Brazil’s Supreme Court upheld an earlier decision by one of its judges that its Senate should investigate the handling of Covid-19 pandemic by the federal government of Jair Bolsonaro amid a surge in cases across the country.
The probe was initially ordered by Justice Luis Roberto Barroso last week after a request from the lawmakers. Wednesday’s ruling by the Supreme Court judges means that a special Senate committee will now examine the actions of the Brazilian government during the country’s coronavirus outbreak.
The probe is going to look into decision making and distribution of funds to states and municipalities. It will be up to the senators to figure out if the investigation will be carried out in-person or virtually.
Bolsonaro’s opponents have harshly criticized his response to Covid-19, with the president being blamed for downplaying the severity of the disease, not doing enough to enforce social distancing measures and being unable to organize an effective vaccine rollout.

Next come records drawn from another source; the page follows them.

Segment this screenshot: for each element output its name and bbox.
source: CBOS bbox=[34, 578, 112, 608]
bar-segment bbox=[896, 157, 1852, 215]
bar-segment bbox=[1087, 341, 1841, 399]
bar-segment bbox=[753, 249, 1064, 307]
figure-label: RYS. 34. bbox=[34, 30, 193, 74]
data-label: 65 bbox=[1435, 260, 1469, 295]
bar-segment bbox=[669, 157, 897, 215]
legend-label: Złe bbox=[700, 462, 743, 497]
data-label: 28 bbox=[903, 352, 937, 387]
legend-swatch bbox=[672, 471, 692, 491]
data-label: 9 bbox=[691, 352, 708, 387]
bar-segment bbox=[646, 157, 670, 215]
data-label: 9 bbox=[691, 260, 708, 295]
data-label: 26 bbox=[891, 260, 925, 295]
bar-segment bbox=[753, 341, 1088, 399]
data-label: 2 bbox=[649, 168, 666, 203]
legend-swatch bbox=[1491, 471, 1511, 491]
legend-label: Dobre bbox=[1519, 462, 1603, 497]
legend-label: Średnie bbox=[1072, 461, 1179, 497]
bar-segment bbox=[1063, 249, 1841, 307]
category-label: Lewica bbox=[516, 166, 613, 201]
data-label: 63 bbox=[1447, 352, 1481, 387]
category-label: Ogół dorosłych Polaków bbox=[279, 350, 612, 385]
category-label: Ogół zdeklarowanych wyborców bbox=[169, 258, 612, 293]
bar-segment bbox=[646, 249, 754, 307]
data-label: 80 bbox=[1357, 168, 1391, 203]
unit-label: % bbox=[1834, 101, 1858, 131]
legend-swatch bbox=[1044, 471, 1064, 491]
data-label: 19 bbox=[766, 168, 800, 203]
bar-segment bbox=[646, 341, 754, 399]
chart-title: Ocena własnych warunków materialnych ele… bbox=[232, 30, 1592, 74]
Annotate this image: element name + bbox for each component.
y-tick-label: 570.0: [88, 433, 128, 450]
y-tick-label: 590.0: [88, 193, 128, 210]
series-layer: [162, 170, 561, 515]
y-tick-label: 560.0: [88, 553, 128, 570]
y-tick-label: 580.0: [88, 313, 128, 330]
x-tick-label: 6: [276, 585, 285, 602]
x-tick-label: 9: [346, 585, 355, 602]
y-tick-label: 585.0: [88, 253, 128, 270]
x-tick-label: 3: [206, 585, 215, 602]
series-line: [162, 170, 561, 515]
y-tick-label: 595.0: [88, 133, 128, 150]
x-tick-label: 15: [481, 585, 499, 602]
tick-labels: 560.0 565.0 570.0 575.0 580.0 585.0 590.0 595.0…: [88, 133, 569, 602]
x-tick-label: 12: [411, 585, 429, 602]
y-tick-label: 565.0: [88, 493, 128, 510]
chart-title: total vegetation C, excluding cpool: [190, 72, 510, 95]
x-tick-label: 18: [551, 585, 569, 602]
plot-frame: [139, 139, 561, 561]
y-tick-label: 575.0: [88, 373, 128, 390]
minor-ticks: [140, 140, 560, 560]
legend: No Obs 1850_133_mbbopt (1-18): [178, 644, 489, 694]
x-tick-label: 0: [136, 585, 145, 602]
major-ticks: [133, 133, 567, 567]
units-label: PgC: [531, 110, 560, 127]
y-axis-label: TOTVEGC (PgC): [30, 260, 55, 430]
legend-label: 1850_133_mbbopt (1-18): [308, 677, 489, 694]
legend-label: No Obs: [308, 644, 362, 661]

In recent weeks, Brazil has been consistently reporting one of the world’s highest daily coronavirus-related death tolls. With more than 13.6 million confirmed cases and over 385,000 fatalities so far, the country only trails the US in the number of deaths from Covid-19.
Another sign of the deteriorating epidemiological situation was the letter that Sao Paulo’s Health Secretary, Jean Gorinchteyn, addressed to the federal government on Wednesday. The document, which was seen by Folha de Sao Paulo newspaper, warned that Brazil’s richest and most populous state was running out of key meds for its coronavirus patients.
“The supply situation regarding drugs, mainly neuromuscular blockers and sedatives, is very serious,” Gorinchteyn reportedly wrote in the letter. “Collapse is imminent.” The official later confirmed the authenticity of the letter, telling the journalists that “we [Sao Paulo] need the federal government to help us.”
Sao Paulo has recorded 1,095 deaths from the coronavirus in the last 24 hours, Gorinchteyn said during a press conference on Wednesday, adding that 11 out of 15 regions in the state had more than 90% of beds in their intensive care units filled.